The historian found himself within a nightmare. All around him, unarmoured civilians died in that ghastly whisper and clatter. The mob surged in every direction now, caught in terrified, helpless eddies. Children vanished underfoot, trampled down into the turbid water.

A woman fell back against Duiker. He wrapped his arms around her in an effort to keep her upright, then saw the arrow that had driven through the babe in her arms, then into her chest. He cried out in horror.

The marine appeared at his side, thrusting a reach of rope into his hands. 'Grab this!' she shouted. 'Hold on tight — we're through — don't let go!'

He twisted the rope around his wrists. Ahead of the marine, the strand stretched on, between the heaving bodies and out of sight. He felt it tighten, was pulled forward.

Arrows rained down ceaselessly. One grazed the historian's cheek, another bounced from the leather-sheathed chain protecting his shoulder. He wished to every god that he had donned his helm instead of tying it at his belt — from which it had long since been torn free and lost.
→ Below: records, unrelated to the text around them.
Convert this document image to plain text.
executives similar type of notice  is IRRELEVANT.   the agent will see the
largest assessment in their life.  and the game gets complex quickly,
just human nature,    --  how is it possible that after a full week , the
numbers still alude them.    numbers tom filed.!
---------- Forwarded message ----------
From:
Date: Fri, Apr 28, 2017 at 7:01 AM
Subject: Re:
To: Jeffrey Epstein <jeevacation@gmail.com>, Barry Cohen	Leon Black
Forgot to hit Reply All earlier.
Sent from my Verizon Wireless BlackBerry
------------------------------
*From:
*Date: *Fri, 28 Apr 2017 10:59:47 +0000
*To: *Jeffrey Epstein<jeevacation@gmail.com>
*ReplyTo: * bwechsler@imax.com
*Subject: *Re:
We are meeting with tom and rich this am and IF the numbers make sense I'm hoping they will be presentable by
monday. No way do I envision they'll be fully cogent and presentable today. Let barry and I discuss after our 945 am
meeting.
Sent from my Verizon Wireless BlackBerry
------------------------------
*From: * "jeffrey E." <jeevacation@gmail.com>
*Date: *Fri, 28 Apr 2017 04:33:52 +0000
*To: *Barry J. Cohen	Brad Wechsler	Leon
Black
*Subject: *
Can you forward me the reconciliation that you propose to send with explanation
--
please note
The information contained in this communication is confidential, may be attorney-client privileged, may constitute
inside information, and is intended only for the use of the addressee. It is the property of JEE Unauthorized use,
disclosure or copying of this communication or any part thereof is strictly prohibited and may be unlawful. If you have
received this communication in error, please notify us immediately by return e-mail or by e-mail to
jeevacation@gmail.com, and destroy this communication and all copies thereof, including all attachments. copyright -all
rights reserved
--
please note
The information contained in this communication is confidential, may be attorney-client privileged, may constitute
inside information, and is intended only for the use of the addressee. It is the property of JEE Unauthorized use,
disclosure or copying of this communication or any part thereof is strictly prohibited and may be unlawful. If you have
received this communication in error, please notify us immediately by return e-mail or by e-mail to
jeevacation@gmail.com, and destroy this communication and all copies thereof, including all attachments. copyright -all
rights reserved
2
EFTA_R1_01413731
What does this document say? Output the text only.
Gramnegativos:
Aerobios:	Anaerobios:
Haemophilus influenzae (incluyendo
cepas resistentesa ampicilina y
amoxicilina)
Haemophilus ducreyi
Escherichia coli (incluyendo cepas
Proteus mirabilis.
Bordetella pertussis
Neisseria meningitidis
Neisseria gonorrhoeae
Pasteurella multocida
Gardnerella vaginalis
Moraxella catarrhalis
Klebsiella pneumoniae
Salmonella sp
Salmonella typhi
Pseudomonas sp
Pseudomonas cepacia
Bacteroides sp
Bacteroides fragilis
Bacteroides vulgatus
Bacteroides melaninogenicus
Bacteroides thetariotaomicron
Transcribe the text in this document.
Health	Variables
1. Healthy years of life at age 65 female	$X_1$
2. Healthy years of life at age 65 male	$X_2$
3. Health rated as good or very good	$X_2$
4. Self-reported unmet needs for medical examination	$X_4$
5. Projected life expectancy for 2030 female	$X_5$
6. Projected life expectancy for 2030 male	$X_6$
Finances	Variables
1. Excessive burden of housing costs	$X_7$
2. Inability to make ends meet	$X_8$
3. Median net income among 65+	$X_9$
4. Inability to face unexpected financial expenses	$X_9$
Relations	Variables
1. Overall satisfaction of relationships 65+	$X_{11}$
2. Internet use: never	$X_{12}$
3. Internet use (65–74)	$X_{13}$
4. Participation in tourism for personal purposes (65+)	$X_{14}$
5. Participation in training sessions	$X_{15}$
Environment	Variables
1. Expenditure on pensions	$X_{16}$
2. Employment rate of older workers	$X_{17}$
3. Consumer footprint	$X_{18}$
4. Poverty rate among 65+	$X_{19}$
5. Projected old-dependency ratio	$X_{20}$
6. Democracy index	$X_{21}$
The pressure on the rope was steady, relentless, dragging him through the mob, over people and under them. More than once he was pulled down under the water, only to rise again half a dozen paces later, choking and coughing. At one point, as he went over the top of the seething press, he caught the flash of sorcery from somewhere ahead, a thundering wave, then he was yanked back down, twisting his shoulder to slide roughly between two screaming civilians.

The journey seemed unending, battering him with surreal glimpses until he was numb, feeling like a wraith being pulled through the whole of human history, an endless procession of pain, suffering and ignoble death. Fate's cast of chance was iron-barbed, sky-sent, or the oblivion of all that waited below. There is no escape — another lesson of history. Mortality is a visitor never gone for long-

Then he was being dragged over wet, muddy corpses and blood-slicked clay. The arrows no longer descended from the sky but sped low over the ground, striking wood and flesh on all sides. Duiker rolled through a deep, twisting rut, then came up against the spoked wheel of a wagon.

'Let go the rope!' the marine commanded. 'We're here, Duiker-' Here.